Her history was significant for controlled hypertension, high cholesterol, and atrial fibrillation.
On physical examination, the patient had face and upper body covered with soot, nostril edema, and hoarseness without respiratory distress at admittance.
The chest x-ray was unremarkable. Laryngoscopy revealed severe right arytenoid edema, right vocal cord bleeding, and narrowing of the glottic chinch. The ophthalmological examination revealed corneal burn. She underwent flexible bronchoscopy that revealed right nostril edema and soot plaques and severe edema of the laryngeal structures including the vocal cords and the entire endobronchial tree, up to the level of segmental bronchi, completely covered with soot (Figs. 1, 2). Bronchoscopy helped partial removal of this soot coverage by washing it with normal saline and repeated aspiration, leaving the entire bronchial tree patent but with severe inflammatory changes (Fig. 3).
Within the first few hours in the emergency room, the patient’s condition worsened and she developed respiratory failure. The patient was admitted to the ICU needing mechanical ventilation. The patient was placed on intravenous corticoid and antimicrobial therapy with broad spectrum coverage.
On day 7 in the ICU with clinical improvement, she underwent a reevaluation with a rigid bronchoscope. She had developed fibrous synechia involving the anterior commissure of the vocal cords with a small granuloma formation; the latter was removed with a biopsy forceps. Purulent secretions and necrotic debris involved both the endobronchial trees. Overall, there was an improvement of the inflammatory process, and there was no evidence of soot fragments (Fig. 4).
The patient experienced progressive clinical improvement and was released after 25 days of inpatient treatment, 11 of these in the ICU. At the follow-up visit, the patient complained only of slight hoarseness without any respiratory symptoms.

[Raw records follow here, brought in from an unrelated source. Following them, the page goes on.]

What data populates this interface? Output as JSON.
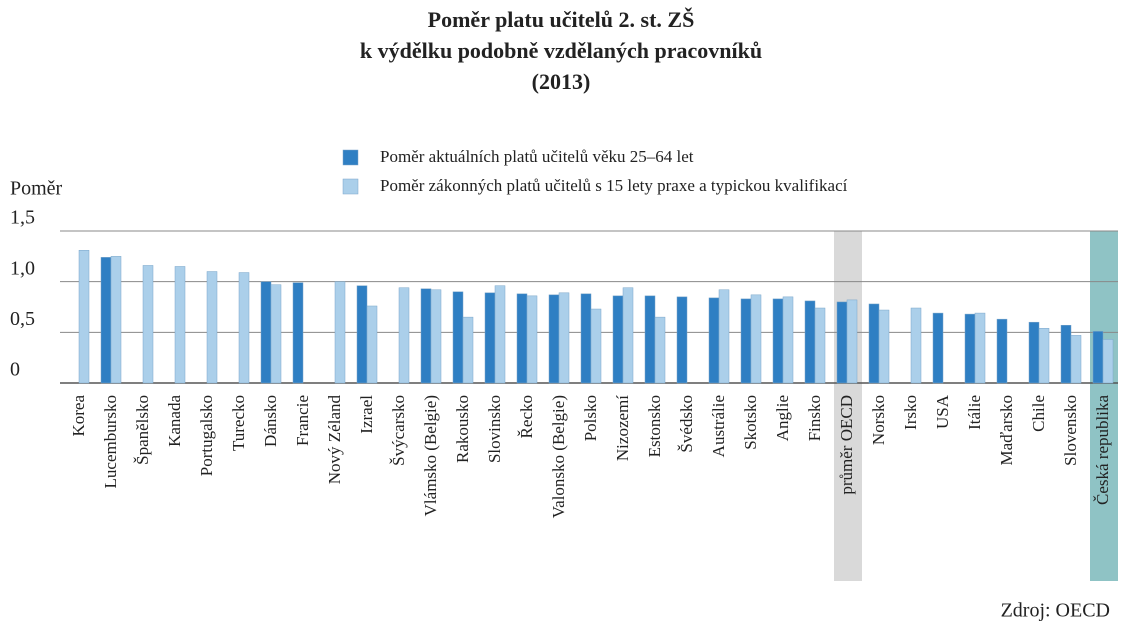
{
  "chart_data": {
    "type": "bar",
    "title": [
      "Poměr platu učitelů 2. st. ZŠ",
      "k výdělku podobně vzdělaných pracovníků",
      "(2013)"
    ],
    "ylabel": "Poměr",
    "source": "Zdroj: OECD",
    "categories": [
      "Korea",
      "Lucembursko",
      "Španělsko",
      "Kanada",
      "Portugalsko",
      "Turecko",
      "Dánsko",
      "Francie",
      "Nový Zéland",
      "Izrael",
      "Švýcarsko",
      "Vlámsko (Belgie)",
      "Rakousko",
      "Slovinsko",
      "Řecko",
      "Valonsko (Belgie)",
      "Polsko",
      "Nizozemí",
      "Estonsko",
      "Švédsko",
      "Austrálie",
      "Skotsko",
      "Anglie",
      "Finsko",
      "průměr OECD",
      "Norsko",
      "Irsko",
      "USA",
      "Itálie",
      "Maďarsko",
      "Chile",
      "Slovensko",
      "Česká republika"
    ],
    "series": [
      {
        "name": "Poměr aktuálních platů učitelů věku 25–64 let",
        "color": "#2f7fc3",
        "values": [
          null,
          1.24,
          null,
          null,
          null,
          null,
          1.0,
          0.99,
          null,
          0.96,
          null,
          0.93,
          0.9,
          0.89,
          0.88,
          0.87,
          0.88,
          0.86,
          0.86,
          0.85,
          0.84,
          0.83,
          0.83,
          0.81,
          0.8,
          0.78,
          null,
          0.69,
          0.68,
          0.63,
          0.6,
          0.57,
          0.51
        ]
      },
      {
        "name": "Poměr zákonných platů učitelů s 15 lety praxe a typickou kvalifikací",
        "color": "#abcfea",
        "values": [
          1.31,
          1.25,
          1.16,
          1.15,
          1.1,
          1.09,
          0.97,
          null,
          1.0,
          0.76,
          0.94,
          0.92,
          0.65,
          0.96,
          0.86,
          0.89,
          0.73,
          0.94,
          0.65,
          null,
          0.92,
          0.87,
          0.85,
          0.74,
          0.82,
          0.72,
          0.74,
          null,
          0.69,
          null,
          0.54,
          0.47,
          0.43
        ]
      }
    ],
    "highlight": {
      "průměr OECD": "#d9d9d9",
      "Česká republika": "#8fc3c5"
    },
    "ylim": [
      0,
      1.5
    ],
    "yticks": [
      0,
      {
        "value": 0.5,
        "label": "0,5"
      },
      {
        "value": 1.0,
        "label": "1,0"
      },
      {
        "value": 1.5,
        "label": "1,5"
      }
    ],
    "grid": true
  }
}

Early flexible bronchoscopy is essential in a patient exposed to fire with suspected inhalation injury. It allows the direct visualization and grading of endobronchial lesions that directly correlate with morbidity and mortality of the patient. Moreover, in these patients, the flexible bronchoscope can be an asset in the insertion and management of endotracheal tubes as the patients usually suffer with upper airway edema, making it more difficult for conventional intubation through laryngoscopy.
Bronchoscopy may be used for treatment purposes through lavage and aspiration of soot and for preventing further damage, as these patients usually present with difficulty to expectorate secretions. It can also play an important role for the early diagnosis of associated pneumonia, which is highly prevalent in these patients regardless of the severity of the cutaneous burns.
Although our patient had a very severe case of soot deposition, the early bronchoscopy and lavage proved to be very helpful for the good clinical outcome.